On Presence

I’ve been thinking a lot about presence recently, and especially how much I’ve caught myself not being in the present moment in recent weeks.

February was a tough writing month for me in part because I spent more time thinking about stories I haven’t written yet than thinking about my actual current work-in-progress. Even now, one week into this month, I find myself thinking a lot about the end game for The Herb Witch Tales. Not just how I want part 2 to end, but about how I want to reread parts 1 and 2 together and think of them holistically, how I might need additional drafts just to ensure I get them right before I publish, and how my publishing timeline seems to be in a state of constant expansion.

I haven’t even finished a full draft of part 2 yet.

A similar feeling has passed over me while spending time with my three-year-old.
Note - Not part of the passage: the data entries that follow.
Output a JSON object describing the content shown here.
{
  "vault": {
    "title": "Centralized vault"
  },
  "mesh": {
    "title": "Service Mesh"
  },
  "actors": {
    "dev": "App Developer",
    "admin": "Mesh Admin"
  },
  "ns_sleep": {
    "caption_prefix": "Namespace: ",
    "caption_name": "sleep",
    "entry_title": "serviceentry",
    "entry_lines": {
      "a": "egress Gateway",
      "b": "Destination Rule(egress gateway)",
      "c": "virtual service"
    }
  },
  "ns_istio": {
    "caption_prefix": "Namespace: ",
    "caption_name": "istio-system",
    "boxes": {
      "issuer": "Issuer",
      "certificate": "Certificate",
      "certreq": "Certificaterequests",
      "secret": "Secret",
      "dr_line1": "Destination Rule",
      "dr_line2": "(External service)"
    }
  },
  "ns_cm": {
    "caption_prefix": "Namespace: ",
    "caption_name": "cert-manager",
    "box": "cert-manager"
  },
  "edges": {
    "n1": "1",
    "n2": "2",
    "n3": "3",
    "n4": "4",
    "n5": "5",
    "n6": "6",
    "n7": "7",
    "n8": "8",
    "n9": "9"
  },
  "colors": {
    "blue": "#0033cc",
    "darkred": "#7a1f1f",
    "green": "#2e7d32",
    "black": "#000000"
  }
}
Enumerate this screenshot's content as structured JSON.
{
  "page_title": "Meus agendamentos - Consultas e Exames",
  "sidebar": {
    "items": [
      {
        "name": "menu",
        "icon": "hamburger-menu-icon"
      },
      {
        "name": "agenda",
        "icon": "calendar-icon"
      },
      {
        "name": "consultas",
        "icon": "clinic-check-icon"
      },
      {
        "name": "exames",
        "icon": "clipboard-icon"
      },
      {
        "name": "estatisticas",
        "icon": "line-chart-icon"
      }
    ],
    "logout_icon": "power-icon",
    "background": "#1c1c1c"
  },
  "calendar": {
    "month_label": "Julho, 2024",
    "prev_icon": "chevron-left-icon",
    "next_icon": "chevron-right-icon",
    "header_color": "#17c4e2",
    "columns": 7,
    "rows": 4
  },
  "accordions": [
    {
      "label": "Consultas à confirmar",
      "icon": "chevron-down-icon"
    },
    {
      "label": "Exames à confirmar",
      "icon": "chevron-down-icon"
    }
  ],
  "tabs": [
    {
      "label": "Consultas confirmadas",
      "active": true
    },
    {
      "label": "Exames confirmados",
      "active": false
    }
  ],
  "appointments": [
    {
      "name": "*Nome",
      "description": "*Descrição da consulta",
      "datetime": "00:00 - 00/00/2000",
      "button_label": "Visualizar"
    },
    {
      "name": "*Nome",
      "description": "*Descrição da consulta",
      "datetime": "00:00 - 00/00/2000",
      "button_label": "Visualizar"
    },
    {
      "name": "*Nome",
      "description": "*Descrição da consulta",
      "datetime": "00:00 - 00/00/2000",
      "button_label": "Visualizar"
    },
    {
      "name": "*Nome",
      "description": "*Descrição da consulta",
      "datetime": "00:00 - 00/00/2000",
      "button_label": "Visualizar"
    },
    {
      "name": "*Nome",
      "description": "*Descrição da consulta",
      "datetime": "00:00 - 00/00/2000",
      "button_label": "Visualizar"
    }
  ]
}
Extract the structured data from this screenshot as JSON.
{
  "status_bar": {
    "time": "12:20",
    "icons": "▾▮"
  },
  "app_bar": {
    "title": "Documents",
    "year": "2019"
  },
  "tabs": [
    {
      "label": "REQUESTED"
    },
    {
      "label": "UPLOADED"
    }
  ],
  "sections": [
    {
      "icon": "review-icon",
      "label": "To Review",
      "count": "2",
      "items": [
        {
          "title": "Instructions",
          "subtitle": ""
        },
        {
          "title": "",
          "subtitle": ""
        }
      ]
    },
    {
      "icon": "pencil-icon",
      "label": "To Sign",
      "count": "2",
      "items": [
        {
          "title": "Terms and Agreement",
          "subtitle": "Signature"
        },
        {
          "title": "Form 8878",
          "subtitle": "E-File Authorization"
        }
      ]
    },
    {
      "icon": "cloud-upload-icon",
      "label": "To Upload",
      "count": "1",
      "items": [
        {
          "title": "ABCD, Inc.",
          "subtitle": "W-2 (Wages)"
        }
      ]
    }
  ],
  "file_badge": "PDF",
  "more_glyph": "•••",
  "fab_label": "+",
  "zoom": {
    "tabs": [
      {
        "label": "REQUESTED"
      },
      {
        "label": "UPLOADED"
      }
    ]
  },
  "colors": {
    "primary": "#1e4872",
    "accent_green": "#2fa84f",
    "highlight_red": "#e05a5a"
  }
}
A moment at the park when he is playing a game with me but I’m thinking about what time we need to leave to be home for dinner. Or a moment where I’m watching him interact with his six-month-old brother and wondering if the two of them will make each other laugh as teenagers the way they do now.

Neither of those are “bad” distractions, but they are distractions nonetheless.

Even in writing this post, I can’t keep my fingers off my phone until I’ve settled on a song that both suits my vibe and allows me to focus. (The correct answer is “Monumental Holiday” by Dead Sara.)

What I have tried to do is take those distracting thoughts, let them pass through me, and let them go — a lesson I’ve taken from the meditation intro I listened to last month.

Am I going to be able to publish my stories this year? Maybe. Keep writing. What will my kids be like at X age? Impossible to know and always fascinating, but don’t lose sight of who they are right now.

What I can’t say for sure is whether I’m more distracted than usual, or I’m just noticing it more. This site is ostensibly A Writer’s Blog, but these things tend to bleed into each other.